SummaryWilcoxon <- tbl_df(SummaryWilcoxon)


# hadley wickham says row.names sucks, and all dplyr ignores them, so
SummaryWilcoxon$OTUs <- row.names(AbundTable)
SummaryWilcoxon <- select(SummaryWilcoxon, OTUs, 1:13)



SignificantSpecies <- filter(SummaryWilcoxon, Sign0k1Cutoff == 'yes')
# I get only 16 significant species
SignificantSpecies$CRCtoControl = ""

SignificantSpecies <- mutate(SignificantSpecies, RatioMeans = MeansCRCs/MeansControls)
SignificantSpecies$CRCtoControl[SignificantSpecies$RatioMeans < 1] = "reduced"
SignificantSpecies$CRCtoControl[SignificantSpecies$RatioMeans > 1] = "increased"

SignificantSpecies <- select(SignificantSpecies, 1, 15, 3:14, 15)

SignificantSpecies <- arrange(SignificantSpecies, PValuesFDR)

Here the significant species I found in a table to be compared with Figure S2.

print(xtable(as.data.frame(SignificantSpecies[,1:8]),
             digits = c(0,0,0,5,5,0,1,0,1)), comment = F, type = 'html')
OTUs CRCtoControl PValuesFDR pValues ZerosControl PerControl ZerosCRC PerCRC
1 unclassified Fusobacterium [1482] increased 0.00003 0.00000 55 9.8 24 54.7
2 unclassified Fusobacterium [1481] increased 0.00019 0.00000 51 16.4 23 56.6
3 Fusobacterium nucleatum [1479] increased 0.00165 0.00001 59 3.3 34 35.8
4 Pseudoflavonifractor capillosus [1579] increased 0.00273 0.00001 2 96.7 0 100.0
5 Fusobacterium nucleatum [1480] increased 0.00835 0.00006 56 8.2 33 37.7
6 Porphyromonas asaccharolytica [1056] increased 0.02480 0.00020 57 6.6 35 34.0
7 unnamed Ruminococcaceae bacterium D16 [1580] increased 0.04463 0.00043 2 96.7 2 96.2
8 butyrate-producing bacterium [1595] reduced 0.04463 0.00048 1 98.4 2 96.2
9 unnamed Ruminococcus sp.

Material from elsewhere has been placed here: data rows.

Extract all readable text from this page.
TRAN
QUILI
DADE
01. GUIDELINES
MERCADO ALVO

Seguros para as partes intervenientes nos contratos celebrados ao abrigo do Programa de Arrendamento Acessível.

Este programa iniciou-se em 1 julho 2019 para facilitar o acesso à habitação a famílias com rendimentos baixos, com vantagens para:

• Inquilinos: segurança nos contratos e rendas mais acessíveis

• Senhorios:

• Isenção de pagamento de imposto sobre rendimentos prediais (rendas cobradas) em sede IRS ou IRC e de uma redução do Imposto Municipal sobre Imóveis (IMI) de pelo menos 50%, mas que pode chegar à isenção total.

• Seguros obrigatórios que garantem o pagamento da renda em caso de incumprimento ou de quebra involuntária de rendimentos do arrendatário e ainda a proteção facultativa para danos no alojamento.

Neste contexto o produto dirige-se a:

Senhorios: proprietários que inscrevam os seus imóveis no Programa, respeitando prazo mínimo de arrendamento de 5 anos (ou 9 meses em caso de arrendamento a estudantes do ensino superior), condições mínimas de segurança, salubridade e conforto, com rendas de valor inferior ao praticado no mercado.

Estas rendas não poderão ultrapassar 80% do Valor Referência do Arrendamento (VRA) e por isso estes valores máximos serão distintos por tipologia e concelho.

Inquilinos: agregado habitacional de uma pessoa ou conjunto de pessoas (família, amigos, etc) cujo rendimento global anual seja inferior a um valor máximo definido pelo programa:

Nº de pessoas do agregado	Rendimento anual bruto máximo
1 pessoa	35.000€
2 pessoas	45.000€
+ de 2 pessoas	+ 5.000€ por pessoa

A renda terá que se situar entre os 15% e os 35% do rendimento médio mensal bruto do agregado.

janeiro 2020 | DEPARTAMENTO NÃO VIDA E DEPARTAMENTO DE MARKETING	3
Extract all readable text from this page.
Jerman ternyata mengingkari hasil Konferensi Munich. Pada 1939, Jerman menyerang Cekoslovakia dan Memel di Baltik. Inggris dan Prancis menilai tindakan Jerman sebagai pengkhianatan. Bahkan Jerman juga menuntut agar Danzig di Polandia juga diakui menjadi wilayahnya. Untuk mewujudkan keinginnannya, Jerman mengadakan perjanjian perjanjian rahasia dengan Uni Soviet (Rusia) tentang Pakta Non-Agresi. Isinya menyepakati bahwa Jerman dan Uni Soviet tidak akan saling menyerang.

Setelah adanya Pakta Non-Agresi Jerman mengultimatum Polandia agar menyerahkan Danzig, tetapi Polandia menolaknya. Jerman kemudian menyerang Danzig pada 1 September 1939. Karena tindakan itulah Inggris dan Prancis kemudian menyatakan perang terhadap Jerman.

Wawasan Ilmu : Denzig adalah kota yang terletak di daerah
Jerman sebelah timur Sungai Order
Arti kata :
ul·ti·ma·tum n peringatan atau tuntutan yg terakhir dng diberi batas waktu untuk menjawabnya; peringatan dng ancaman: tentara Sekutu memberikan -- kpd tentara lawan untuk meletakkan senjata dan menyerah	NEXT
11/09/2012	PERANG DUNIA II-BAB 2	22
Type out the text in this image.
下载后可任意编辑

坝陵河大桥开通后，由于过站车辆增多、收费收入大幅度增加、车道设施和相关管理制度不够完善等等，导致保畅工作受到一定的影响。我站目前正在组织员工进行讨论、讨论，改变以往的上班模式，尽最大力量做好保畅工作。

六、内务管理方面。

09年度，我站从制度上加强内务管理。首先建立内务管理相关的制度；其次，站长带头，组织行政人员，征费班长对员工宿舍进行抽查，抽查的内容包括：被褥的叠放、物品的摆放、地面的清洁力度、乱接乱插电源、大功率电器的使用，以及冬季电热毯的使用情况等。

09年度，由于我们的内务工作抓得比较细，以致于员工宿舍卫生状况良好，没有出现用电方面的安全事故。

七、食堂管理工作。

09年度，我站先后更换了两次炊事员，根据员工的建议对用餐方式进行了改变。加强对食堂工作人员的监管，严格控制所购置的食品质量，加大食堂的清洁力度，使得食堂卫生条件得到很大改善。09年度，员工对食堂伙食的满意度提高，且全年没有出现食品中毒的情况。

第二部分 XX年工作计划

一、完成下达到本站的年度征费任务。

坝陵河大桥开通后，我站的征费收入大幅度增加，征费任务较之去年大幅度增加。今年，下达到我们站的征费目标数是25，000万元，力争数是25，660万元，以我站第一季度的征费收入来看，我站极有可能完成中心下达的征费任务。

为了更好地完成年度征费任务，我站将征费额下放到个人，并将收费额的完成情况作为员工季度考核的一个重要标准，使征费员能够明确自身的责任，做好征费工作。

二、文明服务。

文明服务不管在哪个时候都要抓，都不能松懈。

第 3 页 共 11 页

SR1/5 [1621] reduced 0.04463 0.00053 0 100.0 1 98.1
10 Eubacterium hallii [1597] reduced 0.04604 0.00061 0 100.0 4 92.5
11 Prevotella nigrescens [1069] increased 0.05113 0.00088 60 1.6 42 20.8
12 Eubacterium eligens [1627] reduced 0.05113 0.00077 2 96.7 6 88.7
13 Eikenella corrodens [448] increased 0.05113 0.00087 61 0.0 44 17.0
14 Peptostreptococcus stomatis [1530] increased 0.05289 0.00103 28 54.1 18 66.0
15 unnamed Ruminococcus sp. 5_1_39BFAA [1620] reduced 0.05289 0.00105 0 100.0 1 98.1
16 Leptotrichia hofstadii [1488] increased 0.08468 0.00179 61 0.0 45 15.1
# as.data.frame was needed because dplyr breaks with xtable

So I find many that they also find and in the same direction (increased, reduced), however, my pvalues are a bit bigger. Sometimes they are different in order, e.g. 1580 vs 1621. I find 448 they don’t, and they find quite many I do not. The reason for this must the the filtering they did.